You should see: Each finding from the JSON output appears as an inline comment on the PR at the exact file and line number. Severity levels are visible. Developers can see the finding in context alongside the code it references.
- Add a section to CLAUDE.md documenting testing standards, available fixtures, and review criteria for CI-invoked Claude Code
Why: Claude Code reads CLAUDE.md in CI just as in interactive mode. Without project context, CI-invoked test generation produces low-value boilerplate. With testing standards and fixture documentation, generated tests follow team patterns.
You should see: The CLAUDE.md file contains a clearly marked CI-relevant section with testing standards, available fixture paths, and review severity criteria. CI-invoked Claude Code produces tests using the documented factories and fixtures rather than generic boilerplate.
- Set up two separate Claude Code invocations: one for code generation and an independent one for review (no shared session context)
Why: The same session that generated code is less effective at reviewing it because it retains reasoning context that biases it toward its own decisions. Independent review instances evaluate code on its own merits without prior justification bias.
You should see: Two distinct claude -p invocations in the CI script: one for generation and one for review. They share no session context. The review invocation analyses the generated code independently. The review findings are more thorough than self-review in the same session.
- Implement incremental review: store previous findings, include them in the next review run, and instruct Claude to report only new or still-unaddressed issues
Why: Without incremental context, each review run analyses the entire PR from scratch and produces duplicate comments.
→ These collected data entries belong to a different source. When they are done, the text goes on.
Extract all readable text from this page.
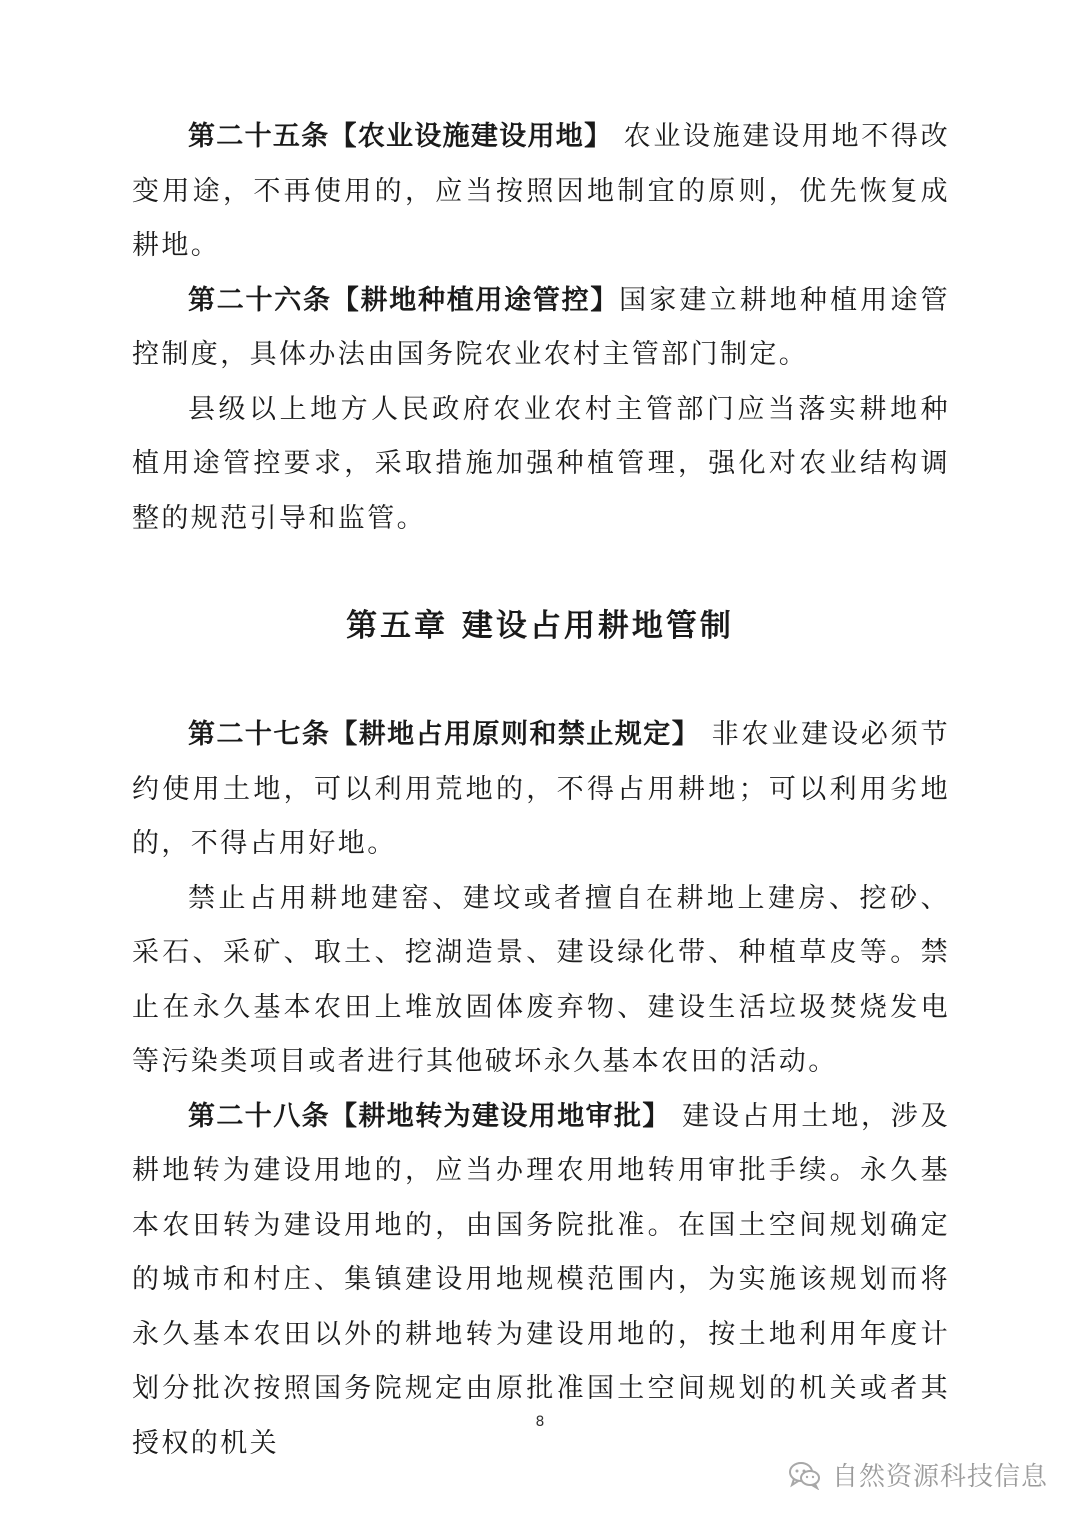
第二十五条【农业设施建设用地】 农业设施建设用地不得改变用途，不再使用的，应当按照因地制宜的原则，优先恢复成耕地。

第二十六条【耕地种植用途管控】国家建立耕地种植用途管控制度，具体办法由国务院农业农村主管部门制定。

县级以上地方人民政府农业农村主管部门应当落实耕地种植用途管控要求，采取措施加强种植管理，强化对农业结构调整的规范引导和监管。

第五章 建设占用耕地管制

第二十七条【耕地占用原则和禁止规定】 非农业建设必须节约使用土地，可以利用荒地的，不得占用耕地；可以利用劣地的，不得占用好地。

禁止占用耕地建窑、建坟或者擅自在耕地上建房、挖砂、采石、采矿、取土、挖湖造景、建设绿化带、种植草皮等。禁止在永久基本农田上堆放固体废弃物、建设生活垃圾焚烧发电等污染类项目或者进行其他破坏永久基本农田的活动。

第二十八条【耕地转为建设用地审批】 建设占用土地，涉及耕地转为建设用地的，应当办理农用地转用审批手续。永久基本农田转为建设用地的，由国务院批准。在国土空间规划确定的城市和村庄、集镇建设用地规模范围内，为实施该规划而将永久基本农田以外的耕地转为建设用地的，按土地利用年度计划分批次按照国务院规定由原批准国土空间规划的机关或者其授权的机关

8
自然资源科技信息
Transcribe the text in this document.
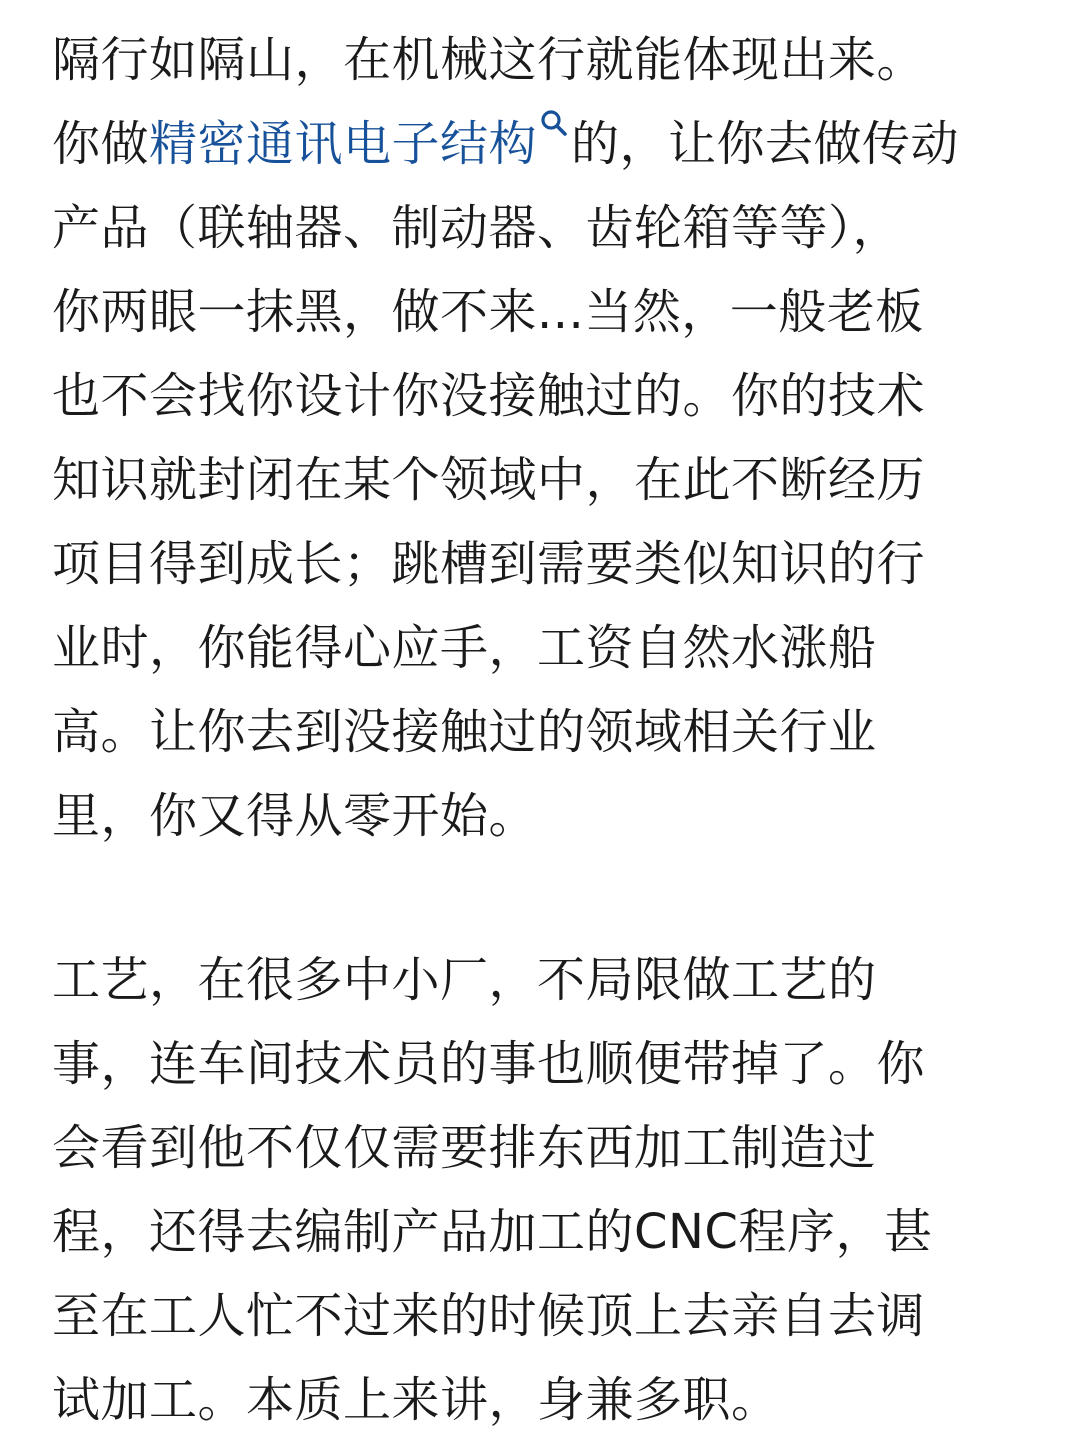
隔行如隔山，在机械这行就能体现出来。
你做精密通讯电子结构 的，让你去做传动
产品（联轴器、制动器、齿轮箱等等），
你两眼一抹黑，做不来...当然，一般老板
也不会找你设计你没接触过的。你的技术
知识就封闭在某个领域中，在此不断经历
项目得到成长；跳槽到需要类似知识的行
业时，你能得心应手，工资自然水涨船
高。让你去到没接触过的领域相关行业
里，你又得从零开始。
工艺，在很多中小厂，不局限做工艺的
事，连车间技术员的事也顺便带掉了。你
会看到他不仅仅需要排东西加工制造过
程，还得去编制产品加工的CNC程序，甚
至在工人忙不过来的时候顶上去亲自去调
试加工。本质上来讲，身兼多职。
Duplicate comments erode developer trust — when the same five issues appear on every push regardless of fixes, developers stop reading them.
You should see: The first review run produces findings and stores them (as a JSON artifact or file). Subsequent runs include the previous findings in context. The output contains only new issues or issues that remain unaddressed. Previously fixed issues do not reappear as comments.